There is an EU Toys Directive (2009/48/EC on the safety of toys). The directive has been in force since 20 July 2011. In Sweden, the directive was transposed by a new act on the safety of toys.

The supervisory authorities for the new act are the Consumer Agency, the Chemicals Agency and the National Electrical Safety Board. For the National Electrical Safety Board, this means that the authority maintains regulations for toys and carries out supervision.

New arrangements

The new Toys Directive makes big changes to the chemical aspects of a toy, in other words the substances that a toy may contain. There are fewer changes to the electrical characteristics of toys.

There are several differences in electrical properties between the new and the old directive in Annex II, Section IV of the two directives. Some of the differences are listed here:

  • Previously, no part of the toy was allowed to exceed a voltage of 24 volts.
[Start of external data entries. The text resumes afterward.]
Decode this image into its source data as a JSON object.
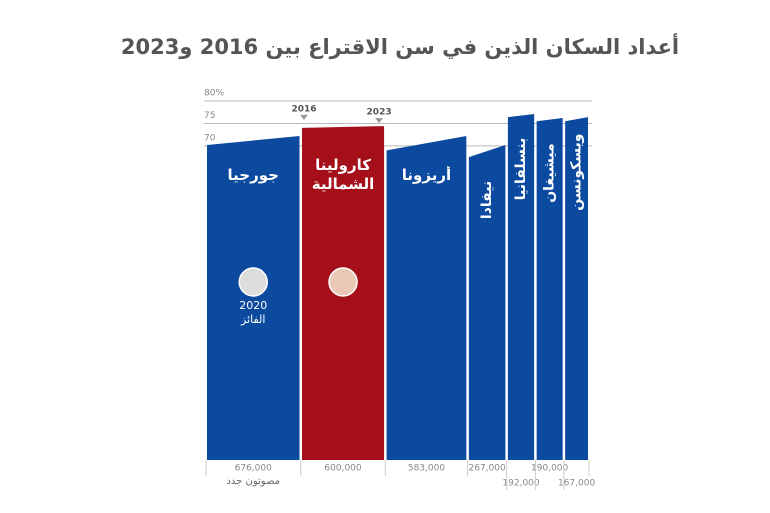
{
  "chart_data": {
    "type": "variable-width-area",
    "title": "أعداد السكان الذين في سن الاقتراع بين 2016 و2023",
    "categories": [
      "جورجيا",
      "كارولينا الشمالية",
      "أريزونا",
      "نيفادا",
      "بنسلفانيا",
      "ميشيغان",
      "ويسكونسن"
    ],
    "colors": [
      "#0b4a9e",
      "#a50f1a",
      "#0b4a9e",
      "#0b4a9e",
      "#0b4a9e",
      "#0b4a9e",
      "#0b4a9e"
    ],
    "series": [
      {
        "name": "2016",
        "values": [
          70.2,
          74.0,
          69.0,
          67.5,
          76.4,
          75.5,
          75.5
        ]
      },
      {
        "name": "2023",
        "values": [
          72.2,
          74.4,
          72.2,
          70.2,
          77.1,
          76.2,
          76.4
        ]
      }
    ],
    "new_voters": {
      "label": "مصوتون جدد",
      "values": [
        676000,
        600000,
        583000,
        267000,
        192000,
        190000,
        167000
      ],
      "value_labels": [
        "676,000",
        "600,000",
        "583,000",
        "267,000",
        "192,000",
        "190,000",
        "167,000"
      ]
    },
    "winner_year": "2020",
    "winner_label": "الفائز",
    "ylim": [
      0,
      80
    ],
    "yticks": [
      70,
      75,
      {
        "value": 80,
        "label": "80%"
      }
    ],
    "grid": true
  }
}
In the new directive, the voltage of accessible parts of the toy must not exceed 24 volts.
  • The new directive explicitly requires that under foreseeable fault conditions, toys must provide protection against electrical hazards arising from an electrical power source.
  • The new directive also explicitly states that electric toys must not pose a fire hazard.
  • The new directive requires that a fault in the control system of the toy must not create a dangerous situation.

When is a toy not a toy?

Not all toy-like products are classed as toys. Annex I contains a list of products that are not considered to be toys. Examples include:

  • Electrically driven vehicles which are intended to be used for travel on public roads, pavements, public pathways or cycle paths.
  • Functional educational products, such as electric ovens, irons or other functional products operated at a nominal voltage exceeding 24 volts which are sold exclusively for teaching purposes under adult supervision. This group of products is included in the old directive, but the text has been reformulated to cover other products.
  • Child-appealing luminaries.
  • Electrical transformers for toys.